Munnodi is a 2017 Tamil-language masala film written and directed by SPTA Kumar. The film stars Harish and Yamini Bhaskar in the lead roles, marking their Tamil debuts. Malayalam actors Sijoy Varghese, Arjuna, Ranjith Velayudhan, and Pavel Navageethan play supporting roles. The music was composed by K Prabu Shankar. The film was released on 2 June 2017 to negative reviews.

== Production ==
Telugu actors Harish and Yamini Bhaskar are making their Tamil debut in this film. Malayalam actor Sijoy Varghese was chosen for the role of a police officer after the makers watched him in Avatharam and appreciated him for the role. The film was shot in Chennai, Madhrai, Tirunelveli and Thoothukudi.
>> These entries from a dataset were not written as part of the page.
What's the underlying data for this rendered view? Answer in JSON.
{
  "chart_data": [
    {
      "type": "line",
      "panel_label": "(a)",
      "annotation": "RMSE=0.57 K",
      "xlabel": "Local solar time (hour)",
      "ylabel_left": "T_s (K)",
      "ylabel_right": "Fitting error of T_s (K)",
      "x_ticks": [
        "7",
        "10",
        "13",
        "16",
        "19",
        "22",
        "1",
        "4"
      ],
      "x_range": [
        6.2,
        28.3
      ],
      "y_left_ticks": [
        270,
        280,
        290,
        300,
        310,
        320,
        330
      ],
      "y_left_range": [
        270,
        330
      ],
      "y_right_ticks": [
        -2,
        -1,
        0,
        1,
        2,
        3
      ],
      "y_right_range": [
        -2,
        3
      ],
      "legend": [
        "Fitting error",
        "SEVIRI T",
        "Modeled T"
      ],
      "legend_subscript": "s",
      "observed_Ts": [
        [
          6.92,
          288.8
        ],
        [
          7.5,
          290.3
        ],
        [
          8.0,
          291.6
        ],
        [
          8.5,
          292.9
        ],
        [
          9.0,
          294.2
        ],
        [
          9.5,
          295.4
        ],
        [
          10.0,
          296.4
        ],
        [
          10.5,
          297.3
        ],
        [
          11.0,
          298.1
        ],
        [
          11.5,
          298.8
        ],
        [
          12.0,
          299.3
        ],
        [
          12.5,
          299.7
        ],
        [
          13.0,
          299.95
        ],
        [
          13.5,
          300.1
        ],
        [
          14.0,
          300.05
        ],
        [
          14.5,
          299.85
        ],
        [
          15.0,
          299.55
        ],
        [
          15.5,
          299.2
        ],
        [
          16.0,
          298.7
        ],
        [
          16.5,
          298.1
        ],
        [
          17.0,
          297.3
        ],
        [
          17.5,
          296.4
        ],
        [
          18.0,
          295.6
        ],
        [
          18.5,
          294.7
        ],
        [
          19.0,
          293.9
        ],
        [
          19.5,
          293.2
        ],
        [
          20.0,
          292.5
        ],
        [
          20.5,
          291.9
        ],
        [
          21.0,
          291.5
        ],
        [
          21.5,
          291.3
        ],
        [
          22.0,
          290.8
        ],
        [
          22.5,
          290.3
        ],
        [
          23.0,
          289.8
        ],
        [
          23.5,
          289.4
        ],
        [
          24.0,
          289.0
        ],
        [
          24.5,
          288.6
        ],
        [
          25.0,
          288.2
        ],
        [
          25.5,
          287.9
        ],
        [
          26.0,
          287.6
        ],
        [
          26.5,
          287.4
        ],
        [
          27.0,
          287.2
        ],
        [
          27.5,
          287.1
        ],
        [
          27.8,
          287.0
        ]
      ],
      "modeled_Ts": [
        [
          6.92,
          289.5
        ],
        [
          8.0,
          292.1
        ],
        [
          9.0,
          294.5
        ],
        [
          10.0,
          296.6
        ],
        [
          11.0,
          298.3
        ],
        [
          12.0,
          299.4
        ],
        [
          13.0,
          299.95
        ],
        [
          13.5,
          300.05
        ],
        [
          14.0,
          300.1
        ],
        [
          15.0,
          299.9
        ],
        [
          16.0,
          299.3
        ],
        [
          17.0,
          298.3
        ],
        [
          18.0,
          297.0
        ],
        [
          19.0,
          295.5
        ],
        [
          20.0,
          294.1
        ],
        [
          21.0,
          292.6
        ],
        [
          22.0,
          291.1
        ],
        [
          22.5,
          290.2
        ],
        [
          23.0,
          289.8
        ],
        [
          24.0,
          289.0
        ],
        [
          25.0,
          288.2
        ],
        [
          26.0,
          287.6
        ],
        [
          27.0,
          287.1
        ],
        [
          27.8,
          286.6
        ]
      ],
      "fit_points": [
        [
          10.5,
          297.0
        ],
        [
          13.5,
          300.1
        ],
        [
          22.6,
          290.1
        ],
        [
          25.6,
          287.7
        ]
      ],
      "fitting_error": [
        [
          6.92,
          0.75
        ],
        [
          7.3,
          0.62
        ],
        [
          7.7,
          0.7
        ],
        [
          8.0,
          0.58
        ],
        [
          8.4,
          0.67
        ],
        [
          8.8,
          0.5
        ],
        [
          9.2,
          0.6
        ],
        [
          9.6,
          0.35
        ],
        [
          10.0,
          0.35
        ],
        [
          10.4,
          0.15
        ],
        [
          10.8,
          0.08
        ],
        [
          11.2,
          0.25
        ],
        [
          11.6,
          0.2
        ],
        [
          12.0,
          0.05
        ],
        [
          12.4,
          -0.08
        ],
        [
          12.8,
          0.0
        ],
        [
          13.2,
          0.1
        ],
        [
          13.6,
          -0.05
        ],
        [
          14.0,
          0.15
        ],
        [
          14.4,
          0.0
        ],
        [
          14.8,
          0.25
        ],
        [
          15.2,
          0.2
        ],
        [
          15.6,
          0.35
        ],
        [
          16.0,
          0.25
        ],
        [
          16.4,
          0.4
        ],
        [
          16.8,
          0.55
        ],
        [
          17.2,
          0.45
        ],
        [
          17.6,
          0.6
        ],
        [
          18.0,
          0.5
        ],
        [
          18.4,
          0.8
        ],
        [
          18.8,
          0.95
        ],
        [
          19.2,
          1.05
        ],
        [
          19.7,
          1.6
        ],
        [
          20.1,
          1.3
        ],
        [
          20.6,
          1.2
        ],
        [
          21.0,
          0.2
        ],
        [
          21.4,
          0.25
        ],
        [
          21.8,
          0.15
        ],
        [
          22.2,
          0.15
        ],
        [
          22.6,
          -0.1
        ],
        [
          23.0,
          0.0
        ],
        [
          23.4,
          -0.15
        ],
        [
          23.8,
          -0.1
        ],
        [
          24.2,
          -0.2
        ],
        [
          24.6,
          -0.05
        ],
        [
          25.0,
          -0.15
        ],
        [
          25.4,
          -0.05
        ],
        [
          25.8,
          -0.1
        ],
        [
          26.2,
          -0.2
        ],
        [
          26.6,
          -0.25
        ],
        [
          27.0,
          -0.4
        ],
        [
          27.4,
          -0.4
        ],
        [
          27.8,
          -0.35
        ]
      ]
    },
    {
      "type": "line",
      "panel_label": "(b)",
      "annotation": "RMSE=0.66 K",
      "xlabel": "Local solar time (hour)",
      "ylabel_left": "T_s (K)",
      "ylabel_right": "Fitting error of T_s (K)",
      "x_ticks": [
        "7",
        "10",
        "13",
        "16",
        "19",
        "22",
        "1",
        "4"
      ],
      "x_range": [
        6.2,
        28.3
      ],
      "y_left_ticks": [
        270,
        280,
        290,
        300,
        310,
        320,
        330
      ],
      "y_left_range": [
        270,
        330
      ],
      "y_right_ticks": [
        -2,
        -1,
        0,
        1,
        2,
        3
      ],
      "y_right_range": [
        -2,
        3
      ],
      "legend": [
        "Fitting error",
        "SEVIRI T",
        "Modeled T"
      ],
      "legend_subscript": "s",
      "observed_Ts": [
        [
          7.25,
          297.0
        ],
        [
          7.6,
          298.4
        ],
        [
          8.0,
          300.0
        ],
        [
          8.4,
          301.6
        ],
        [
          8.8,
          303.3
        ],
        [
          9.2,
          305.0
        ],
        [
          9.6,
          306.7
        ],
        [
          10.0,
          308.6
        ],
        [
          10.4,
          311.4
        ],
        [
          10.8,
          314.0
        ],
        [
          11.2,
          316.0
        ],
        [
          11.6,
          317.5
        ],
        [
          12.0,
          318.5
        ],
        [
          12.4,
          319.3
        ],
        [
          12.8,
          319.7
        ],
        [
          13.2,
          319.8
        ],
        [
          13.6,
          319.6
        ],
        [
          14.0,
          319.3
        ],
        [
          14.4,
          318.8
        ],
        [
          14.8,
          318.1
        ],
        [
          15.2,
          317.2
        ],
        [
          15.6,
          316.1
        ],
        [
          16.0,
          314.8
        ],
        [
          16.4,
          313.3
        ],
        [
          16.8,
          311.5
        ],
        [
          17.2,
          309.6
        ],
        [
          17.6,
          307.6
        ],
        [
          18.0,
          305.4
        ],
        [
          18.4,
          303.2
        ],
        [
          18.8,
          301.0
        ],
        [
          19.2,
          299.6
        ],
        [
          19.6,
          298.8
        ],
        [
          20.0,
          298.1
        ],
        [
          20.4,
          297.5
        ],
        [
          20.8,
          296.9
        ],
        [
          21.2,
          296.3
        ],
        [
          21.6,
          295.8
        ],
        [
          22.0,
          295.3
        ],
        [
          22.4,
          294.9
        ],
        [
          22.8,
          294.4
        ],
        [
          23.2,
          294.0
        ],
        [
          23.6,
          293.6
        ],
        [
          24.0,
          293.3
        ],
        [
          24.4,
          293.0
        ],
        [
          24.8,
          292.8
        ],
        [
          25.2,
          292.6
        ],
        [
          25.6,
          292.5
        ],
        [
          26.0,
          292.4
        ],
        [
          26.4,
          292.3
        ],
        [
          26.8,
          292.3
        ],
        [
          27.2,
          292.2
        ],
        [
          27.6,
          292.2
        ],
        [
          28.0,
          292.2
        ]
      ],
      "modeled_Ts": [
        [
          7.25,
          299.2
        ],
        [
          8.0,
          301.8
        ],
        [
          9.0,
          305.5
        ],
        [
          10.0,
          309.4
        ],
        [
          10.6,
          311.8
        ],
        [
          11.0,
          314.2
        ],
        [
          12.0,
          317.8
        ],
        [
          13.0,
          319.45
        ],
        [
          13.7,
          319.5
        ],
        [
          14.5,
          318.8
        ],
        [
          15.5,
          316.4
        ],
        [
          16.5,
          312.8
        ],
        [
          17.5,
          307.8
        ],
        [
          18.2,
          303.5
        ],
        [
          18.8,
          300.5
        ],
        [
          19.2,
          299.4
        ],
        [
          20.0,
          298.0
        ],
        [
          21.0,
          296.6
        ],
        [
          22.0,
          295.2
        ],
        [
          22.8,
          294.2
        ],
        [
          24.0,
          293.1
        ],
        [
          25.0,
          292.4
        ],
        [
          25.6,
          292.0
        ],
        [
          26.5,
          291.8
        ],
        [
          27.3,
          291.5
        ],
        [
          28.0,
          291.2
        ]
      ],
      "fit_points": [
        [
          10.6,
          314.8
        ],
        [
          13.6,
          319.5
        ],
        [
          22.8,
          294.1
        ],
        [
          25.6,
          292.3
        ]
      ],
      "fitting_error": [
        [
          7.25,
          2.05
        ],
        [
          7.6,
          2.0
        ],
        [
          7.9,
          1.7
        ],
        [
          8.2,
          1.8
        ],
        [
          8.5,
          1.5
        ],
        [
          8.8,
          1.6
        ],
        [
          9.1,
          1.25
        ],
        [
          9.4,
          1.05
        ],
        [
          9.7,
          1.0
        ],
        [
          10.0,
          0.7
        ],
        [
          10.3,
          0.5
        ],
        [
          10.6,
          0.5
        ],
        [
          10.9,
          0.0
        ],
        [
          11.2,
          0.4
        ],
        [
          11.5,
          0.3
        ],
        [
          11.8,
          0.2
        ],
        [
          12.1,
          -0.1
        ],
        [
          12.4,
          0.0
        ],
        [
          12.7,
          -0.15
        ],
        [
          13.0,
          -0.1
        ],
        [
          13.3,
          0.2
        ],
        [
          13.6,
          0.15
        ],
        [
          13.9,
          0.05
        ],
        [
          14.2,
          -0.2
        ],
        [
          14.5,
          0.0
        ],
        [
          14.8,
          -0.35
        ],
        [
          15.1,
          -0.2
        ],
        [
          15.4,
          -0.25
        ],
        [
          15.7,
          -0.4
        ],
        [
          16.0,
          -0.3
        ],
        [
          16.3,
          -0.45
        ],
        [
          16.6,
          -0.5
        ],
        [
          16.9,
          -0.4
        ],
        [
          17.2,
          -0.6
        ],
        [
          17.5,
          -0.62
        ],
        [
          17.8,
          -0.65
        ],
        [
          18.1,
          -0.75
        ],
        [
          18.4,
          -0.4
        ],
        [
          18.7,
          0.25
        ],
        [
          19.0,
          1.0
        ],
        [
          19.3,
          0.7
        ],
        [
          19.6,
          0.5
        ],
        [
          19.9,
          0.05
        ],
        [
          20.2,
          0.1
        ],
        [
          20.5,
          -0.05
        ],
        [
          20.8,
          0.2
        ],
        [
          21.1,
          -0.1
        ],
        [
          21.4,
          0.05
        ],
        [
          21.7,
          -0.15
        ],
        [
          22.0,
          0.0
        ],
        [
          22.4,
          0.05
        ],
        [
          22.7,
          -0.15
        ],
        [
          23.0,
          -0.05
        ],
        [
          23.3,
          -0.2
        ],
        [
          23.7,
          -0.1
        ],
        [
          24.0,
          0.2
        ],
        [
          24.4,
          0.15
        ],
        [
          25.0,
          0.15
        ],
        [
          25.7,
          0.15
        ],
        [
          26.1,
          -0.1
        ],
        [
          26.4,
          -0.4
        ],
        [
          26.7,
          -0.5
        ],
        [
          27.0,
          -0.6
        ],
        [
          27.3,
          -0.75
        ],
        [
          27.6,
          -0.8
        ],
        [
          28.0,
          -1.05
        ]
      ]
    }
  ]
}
Arjuna, who appeared in Tamil and Telugu films, was signed to play one of the three main leads alongside Harish and Varghese.

== Soundtrack ==
The songs were composed by K Prabu Shankar.

Track listing
| No. | Title | Lyrics | Singer(s) | Length |
|---|---|---|---|---|
| 1. | "Muttakari" | SPTA Kumar | Velmurugan, Janaki Iyer | 5:09 |
| 2. | "Akkam Pakkam" | SPTA Kumar | Sooraj Santhosh, Remya Nambeesan | 5:05 |
| 3. | "Enna Idhu" | SPTA Kumar | Haricharan | 5:26 |
| 4. | "Deivam Thandha" |  | Madhu Balakrishnan | 2:55 |
| 5. | "Munnodi (Theme) [Instrumental]" |  | K. Prabu Sankar | 2:55 |
| Total length: |  |  |  | 21:30 |

== Reception ==
The Deccan Chronicle wrote that "The movie starts off with an interesting note, loses its sheen due to the lackluster romantic track and the clichéd friends gang who does the routine thing of boozing, dancing and helping the hero out in his love life". The Times of India wrote that "The actors, too, are very artificial and the director's writing lets him and his movie down".